Pour le président, la situation est juridiquement claire. Il rappelle que son allié politique a recouvré ses droits civiques et a pris part aux récents scrutins. « Il a voté lors des élections, puis encore en novembre 2024, et il a été élu », insiste-t-il, estimant que les conditions d’éligibilité sont désormais réunies.
Dans cette logique, Bassirou Diomaye Faye considère que la polémique relève davantage du terrain politique que juridique. Une manière de trancher un débat qui continue pourtant d’agiter la scène politique sénégalaise.
Interrogé par ailleurs sur la proposition de loi portée par le PASTEF visant à modifier le code électoral, le chef de l’État adopte un ton plus mesuré. S’il reconnaît la légitimité de l’initiative, il s’interroge sur son opportunité. « Je ne vois pas l’urgence », confie-t-il, prenant ainsi ses distances avec une démarche issue de sa propre majorité.

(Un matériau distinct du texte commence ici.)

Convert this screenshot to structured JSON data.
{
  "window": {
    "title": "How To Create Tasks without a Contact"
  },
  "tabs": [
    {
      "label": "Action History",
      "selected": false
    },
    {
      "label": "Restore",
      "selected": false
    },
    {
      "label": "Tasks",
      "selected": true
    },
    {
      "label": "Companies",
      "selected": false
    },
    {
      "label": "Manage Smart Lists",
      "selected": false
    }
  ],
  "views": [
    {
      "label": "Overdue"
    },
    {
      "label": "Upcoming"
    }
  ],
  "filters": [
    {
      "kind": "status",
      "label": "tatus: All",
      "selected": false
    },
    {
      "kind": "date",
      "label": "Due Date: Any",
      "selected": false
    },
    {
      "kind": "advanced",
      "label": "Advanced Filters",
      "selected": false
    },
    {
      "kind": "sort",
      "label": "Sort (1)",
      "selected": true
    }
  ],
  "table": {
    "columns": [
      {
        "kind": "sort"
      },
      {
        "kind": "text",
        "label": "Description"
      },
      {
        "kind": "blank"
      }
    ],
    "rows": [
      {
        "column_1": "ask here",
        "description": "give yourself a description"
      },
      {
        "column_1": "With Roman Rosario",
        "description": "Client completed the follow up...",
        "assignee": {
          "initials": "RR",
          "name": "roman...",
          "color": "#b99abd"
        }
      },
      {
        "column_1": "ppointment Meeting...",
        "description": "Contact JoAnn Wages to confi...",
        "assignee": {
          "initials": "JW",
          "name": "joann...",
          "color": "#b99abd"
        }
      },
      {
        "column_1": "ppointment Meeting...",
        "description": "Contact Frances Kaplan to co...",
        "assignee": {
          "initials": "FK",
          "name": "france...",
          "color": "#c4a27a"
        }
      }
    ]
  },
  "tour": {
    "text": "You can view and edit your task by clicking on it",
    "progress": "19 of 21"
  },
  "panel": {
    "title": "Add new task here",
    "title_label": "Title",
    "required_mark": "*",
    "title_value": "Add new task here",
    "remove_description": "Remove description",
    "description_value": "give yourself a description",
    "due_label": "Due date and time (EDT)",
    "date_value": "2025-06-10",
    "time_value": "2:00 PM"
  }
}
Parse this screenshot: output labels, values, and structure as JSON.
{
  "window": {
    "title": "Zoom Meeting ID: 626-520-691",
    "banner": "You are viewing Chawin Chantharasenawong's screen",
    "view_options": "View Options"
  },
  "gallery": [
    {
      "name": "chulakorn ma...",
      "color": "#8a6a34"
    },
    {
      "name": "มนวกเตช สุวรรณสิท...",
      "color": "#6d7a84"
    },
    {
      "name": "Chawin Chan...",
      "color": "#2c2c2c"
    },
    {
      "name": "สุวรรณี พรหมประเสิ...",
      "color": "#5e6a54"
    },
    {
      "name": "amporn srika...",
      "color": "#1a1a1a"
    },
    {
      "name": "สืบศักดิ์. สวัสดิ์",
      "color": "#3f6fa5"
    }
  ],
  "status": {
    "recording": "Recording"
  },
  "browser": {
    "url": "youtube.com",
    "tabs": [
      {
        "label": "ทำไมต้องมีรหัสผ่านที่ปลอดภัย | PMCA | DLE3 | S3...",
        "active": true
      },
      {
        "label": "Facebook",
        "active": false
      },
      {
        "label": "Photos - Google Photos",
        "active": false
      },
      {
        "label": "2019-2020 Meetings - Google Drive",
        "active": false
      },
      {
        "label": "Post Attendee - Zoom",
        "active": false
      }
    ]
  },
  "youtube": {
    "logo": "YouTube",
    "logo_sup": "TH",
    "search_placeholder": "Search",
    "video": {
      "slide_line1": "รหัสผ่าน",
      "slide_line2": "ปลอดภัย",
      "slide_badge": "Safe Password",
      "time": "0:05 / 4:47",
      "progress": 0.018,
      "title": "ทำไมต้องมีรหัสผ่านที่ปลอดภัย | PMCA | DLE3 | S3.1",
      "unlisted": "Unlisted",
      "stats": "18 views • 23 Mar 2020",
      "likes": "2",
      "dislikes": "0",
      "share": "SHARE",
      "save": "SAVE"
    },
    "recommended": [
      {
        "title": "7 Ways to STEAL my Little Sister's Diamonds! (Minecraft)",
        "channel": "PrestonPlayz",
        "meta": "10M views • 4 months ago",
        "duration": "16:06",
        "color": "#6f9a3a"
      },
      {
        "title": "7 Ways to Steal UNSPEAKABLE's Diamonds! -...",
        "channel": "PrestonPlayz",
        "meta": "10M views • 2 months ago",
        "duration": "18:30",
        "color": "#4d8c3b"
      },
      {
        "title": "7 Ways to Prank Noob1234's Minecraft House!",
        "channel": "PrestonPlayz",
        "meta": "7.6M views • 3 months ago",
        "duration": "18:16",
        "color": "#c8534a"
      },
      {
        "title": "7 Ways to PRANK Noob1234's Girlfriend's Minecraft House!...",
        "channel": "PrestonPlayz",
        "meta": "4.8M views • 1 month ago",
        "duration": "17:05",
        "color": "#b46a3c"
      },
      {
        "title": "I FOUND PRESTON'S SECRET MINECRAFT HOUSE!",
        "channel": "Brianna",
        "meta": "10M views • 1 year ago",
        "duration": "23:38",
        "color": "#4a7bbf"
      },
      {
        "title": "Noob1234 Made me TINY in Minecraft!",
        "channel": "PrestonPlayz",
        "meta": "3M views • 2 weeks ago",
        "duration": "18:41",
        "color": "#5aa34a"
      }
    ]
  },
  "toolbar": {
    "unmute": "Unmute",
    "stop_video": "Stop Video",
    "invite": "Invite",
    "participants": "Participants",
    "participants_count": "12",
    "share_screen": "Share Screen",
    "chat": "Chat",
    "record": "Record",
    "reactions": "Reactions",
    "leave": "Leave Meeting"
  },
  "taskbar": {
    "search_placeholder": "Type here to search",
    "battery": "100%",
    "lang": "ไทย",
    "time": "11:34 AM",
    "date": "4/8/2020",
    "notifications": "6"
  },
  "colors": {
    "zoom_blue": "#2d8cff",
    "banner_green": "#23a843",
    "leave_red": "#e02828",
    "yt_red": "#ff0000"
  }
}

Le président insiste néanmoins sur le travail technique ayant précédé ce texte, élaboré avec l’appui de juristes de la présidence, de la primature et de l’Assemblée nationale, ainsi que des services électoraux. « J’ai lu le texte, j’ai relu la Constitution », assure-t-il, mettant en avant une approche rigoureuse.
Au-delà de cette séquence, Bassirou Diomaye Faye dit vouloir recentrer le débat sur les réformes électorales jugées prioritaires, notamment le bulletin unique ou la révision du fichier électoral.